The red and white barber pole was an international sign long before the need for such symbolism was recognised. Like the pawnbroker’s three golden balls, the barber pole traces its origins back to the Middle Ages.
Barber shop poles are upright poles with red and white stripes in a descending spiral, topped by a bowl or ball. They are traditionally found on the exterior of the entrance to a barber shop.
Many modern poles rotate, giving the impression of downward movement. Some poles have a blue stripe in addition to the red and white stripes.
Barbers assumed surgical and dental tasks like blood-letting, amputation and tooth extraction when these tasks were forbidden to clergy in 1163. The “barber-surgeon” typically used long cloths as tourniquets and to wipe up blood that did not flow into a bowl.
The red and white stripes on the barber pole represent these cloths and the “topper” represents the collection bowl used in blood-letting.

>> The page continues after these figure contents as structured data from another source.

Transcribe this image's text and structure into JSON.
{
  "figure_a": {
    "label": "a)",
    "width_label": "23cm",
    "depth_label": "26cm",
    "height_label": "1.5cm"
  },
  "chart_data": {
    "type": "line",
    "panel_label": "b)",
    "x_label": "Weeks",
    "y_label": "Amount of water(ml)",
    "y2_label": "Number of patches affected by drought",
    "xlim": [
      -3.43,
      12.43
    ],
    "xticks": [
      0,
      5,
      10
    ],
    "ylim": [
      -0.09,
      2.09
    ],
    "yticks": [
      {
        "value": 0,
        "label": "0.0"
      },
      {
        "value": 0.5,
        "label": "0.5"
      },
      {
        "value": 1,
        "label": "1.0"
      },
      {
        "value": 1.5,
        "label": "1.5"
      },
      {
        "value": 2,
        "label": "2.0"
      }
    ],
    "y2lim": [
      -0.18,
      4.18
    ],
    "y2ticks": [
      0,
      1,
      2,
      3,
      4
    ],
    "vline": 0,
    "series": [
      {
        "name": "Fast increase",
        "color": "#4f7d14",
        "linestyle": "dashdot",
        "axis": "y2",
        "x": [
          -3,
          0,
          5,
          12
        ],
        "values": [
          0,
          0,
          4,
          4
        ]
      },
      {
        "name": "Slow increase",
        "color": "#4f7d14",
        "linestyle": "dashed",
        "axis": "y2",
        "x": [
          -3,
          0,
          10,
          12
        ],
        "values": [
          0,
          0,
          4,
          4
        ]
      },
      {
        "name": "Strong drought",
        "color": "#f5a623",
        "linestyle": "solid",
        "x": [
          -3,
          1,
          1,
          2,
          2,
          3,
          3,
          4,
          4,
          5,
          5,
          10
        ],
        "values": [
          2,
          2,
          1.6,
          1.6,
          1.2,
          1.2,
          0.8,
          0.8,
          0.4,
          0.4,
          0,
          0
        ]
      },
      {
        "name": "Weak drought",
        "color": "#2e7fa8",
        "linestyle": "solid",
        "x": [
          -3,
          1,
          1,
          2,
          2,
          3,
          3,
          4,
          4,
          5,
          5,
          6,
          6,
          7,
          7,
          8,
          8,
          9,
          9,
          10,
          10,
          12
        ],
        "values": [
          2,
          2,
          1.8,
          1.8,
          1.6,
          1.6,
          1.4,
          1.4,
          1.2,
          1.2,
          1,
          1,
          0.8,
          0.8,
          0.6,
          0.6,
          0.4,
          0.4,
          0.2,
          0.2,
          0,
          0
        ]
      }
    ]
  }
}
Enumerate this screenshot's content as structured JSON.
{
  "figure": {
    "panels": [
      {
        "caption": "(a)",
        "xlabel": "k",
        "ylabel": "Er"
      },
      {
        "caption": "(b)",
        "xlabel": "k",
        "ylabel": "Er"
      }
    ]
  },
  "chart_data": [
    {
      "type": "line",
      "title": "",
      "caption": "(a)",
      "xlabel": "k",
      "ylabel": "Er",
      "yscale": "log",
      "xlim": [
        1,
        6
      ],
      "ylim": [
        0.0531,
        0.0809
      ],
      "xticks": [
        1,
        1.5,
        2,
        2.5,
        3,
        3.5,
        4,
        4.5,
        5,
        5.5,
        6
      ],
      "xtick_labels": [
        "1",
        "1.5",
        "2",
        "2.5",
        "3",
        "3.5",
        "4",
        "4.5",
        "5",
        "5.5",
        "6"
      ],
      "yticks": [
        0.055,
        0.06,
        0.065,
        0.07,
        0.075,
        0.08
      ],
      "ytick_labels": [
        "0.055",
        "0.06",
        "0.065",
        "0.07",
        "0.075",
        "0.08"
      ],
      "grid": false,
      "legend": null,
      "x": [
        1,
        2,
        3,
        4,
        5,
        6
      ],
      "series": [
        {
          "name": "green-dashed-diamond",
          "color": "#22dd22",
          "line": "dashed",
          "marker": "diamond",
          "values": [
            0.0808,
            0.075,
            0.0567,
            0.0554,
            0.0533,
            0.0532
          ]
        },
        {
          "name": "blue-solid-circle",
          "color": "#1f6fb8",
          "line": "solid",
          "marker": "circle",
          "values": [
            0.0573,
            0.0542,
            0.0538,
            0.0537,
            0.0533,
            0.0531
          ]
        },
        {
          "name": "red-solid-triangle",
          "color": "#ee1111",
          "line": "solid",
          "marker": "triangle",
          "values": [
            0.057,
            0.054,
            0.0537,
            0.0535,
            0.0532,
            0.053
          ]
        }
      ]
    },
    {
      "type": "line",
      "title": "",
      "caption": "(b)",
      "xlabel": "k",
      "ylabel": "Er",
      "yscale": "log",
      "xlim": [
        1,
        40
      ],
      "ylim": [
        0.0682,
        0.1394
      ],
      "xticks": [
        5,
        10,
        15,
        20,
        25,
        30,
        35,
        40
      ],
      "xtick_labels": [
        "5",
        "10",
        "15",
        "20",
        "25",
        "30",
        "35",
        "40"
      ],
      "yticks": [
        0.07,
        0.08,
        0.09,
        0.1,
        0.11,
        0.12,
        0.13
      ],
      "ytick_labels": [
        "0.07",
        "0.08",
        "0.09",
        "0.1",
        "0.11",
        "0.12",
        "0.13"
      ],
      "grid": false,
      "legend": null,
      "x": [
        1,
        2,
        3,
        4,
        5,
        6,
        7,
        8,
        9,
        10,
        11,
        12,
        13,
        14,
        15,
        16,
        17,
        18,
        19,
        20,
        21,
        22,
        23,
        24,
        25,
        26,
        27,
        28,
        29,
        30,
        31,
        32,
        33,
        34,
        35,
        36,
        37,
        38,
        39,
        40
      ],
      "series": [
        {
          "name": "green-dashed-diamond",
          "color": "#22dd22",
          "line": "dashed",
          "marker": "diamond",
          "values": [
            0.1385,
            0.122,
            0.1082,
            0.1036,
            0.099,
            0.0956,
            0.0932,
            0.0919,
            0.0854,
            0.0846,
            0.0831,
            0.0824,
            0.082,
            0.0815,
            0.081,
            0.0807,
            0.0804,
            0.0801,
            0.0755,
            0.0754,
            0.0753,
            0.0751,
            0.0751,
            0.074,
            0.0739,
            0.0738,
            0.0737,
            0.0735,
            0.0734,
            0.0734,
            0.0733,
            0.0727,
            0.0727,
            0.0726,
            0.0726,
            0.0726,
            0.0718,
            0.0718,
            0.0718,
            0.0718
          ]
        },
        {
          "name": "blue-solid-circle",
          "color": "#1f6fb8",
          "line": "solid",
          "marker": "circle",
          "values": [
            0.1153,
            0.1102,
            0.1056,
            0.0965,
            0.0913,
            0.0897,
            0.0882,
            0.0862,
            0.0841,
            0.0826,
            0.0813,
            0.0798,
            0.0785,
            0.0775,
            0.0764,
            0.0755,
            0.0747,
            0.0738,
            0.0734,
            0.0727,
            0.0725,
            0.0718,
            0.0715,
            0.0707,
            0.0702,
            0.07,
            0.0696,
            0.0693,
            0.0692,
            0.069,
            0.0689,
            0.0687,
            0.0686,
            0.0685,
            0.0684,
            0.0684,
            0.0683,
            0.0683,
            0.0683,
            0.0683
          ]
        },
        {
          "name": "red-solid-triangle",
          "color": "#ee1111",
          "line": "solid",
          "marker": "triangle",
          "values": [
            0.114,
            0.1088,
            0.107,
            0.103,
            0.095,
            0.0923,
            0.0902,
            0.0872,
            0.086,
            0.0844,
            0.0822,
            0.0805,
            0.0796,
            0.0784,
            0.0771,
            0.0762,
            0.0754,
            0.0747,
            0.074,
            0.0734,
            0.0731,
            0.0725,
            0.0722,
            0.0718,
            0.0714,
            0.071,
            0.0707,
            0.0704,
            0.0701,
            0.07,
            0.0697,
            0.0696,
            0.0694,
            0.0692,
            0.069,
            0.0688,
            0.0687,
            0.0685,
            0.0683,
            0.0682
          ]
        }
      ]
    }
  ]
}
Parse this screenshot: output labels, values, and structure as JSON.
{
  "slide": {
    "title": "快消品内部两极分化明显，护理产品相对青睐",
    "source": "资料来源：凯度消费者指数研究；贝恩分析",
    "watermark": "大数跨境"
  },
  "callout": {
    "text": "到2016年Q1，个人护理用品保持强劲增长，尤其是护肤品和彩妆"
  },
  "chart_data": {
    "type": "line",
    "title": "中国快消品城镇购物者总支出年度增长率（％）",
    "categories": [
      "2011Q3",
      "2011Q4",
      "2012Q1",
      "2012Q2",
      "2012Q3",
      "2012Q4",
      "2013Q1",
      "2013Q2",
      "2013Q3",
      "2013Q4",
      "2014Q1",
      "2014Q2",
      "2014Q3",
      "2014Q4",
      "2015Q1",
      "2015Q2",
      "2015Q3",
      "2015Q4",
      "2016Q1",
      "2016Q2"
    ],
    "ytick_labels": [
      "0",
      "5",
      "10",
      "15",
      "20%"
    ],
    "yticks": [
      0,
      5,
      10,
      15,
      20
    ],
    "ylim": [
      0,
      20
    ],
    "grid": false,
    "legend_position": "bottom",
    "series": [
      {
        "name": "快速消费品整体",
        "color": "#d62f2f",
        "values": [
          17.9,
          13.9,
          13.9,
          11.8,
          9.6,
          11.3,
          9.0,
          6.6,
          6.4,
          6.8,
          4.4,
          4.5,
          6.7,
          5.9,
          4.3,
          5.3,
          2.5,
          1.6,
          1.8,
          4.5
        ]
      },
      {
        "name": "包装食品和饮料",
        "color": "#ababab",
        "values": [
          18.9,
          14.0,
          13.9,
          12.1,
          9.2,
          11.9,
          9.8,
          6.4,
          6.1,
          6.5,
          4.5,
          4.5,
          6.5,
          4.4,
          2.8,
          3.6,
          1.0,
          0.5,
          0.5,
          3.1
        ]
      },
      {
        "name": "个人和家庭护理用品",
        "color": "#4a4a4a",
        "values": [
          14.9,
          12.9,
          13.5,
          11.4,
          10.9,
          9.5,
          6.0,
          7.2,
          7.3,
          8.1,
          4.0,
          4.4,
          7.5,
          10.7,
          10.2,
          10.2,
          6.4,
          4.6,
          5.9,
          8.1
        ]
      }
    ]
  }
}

An additional blue stripe may represent venous blood—or it may have been added by American barbers. The “bowl” atop the barber pole may also represent the holding bowl for leeches, often used for blood-letting and amputations by barber-surgeons.
The custom of calling modern-day British surgeons “Mr.” but using “Dr.” for a PhD or “academic” doctor is the legacy of the days of barber-surgeon guilds.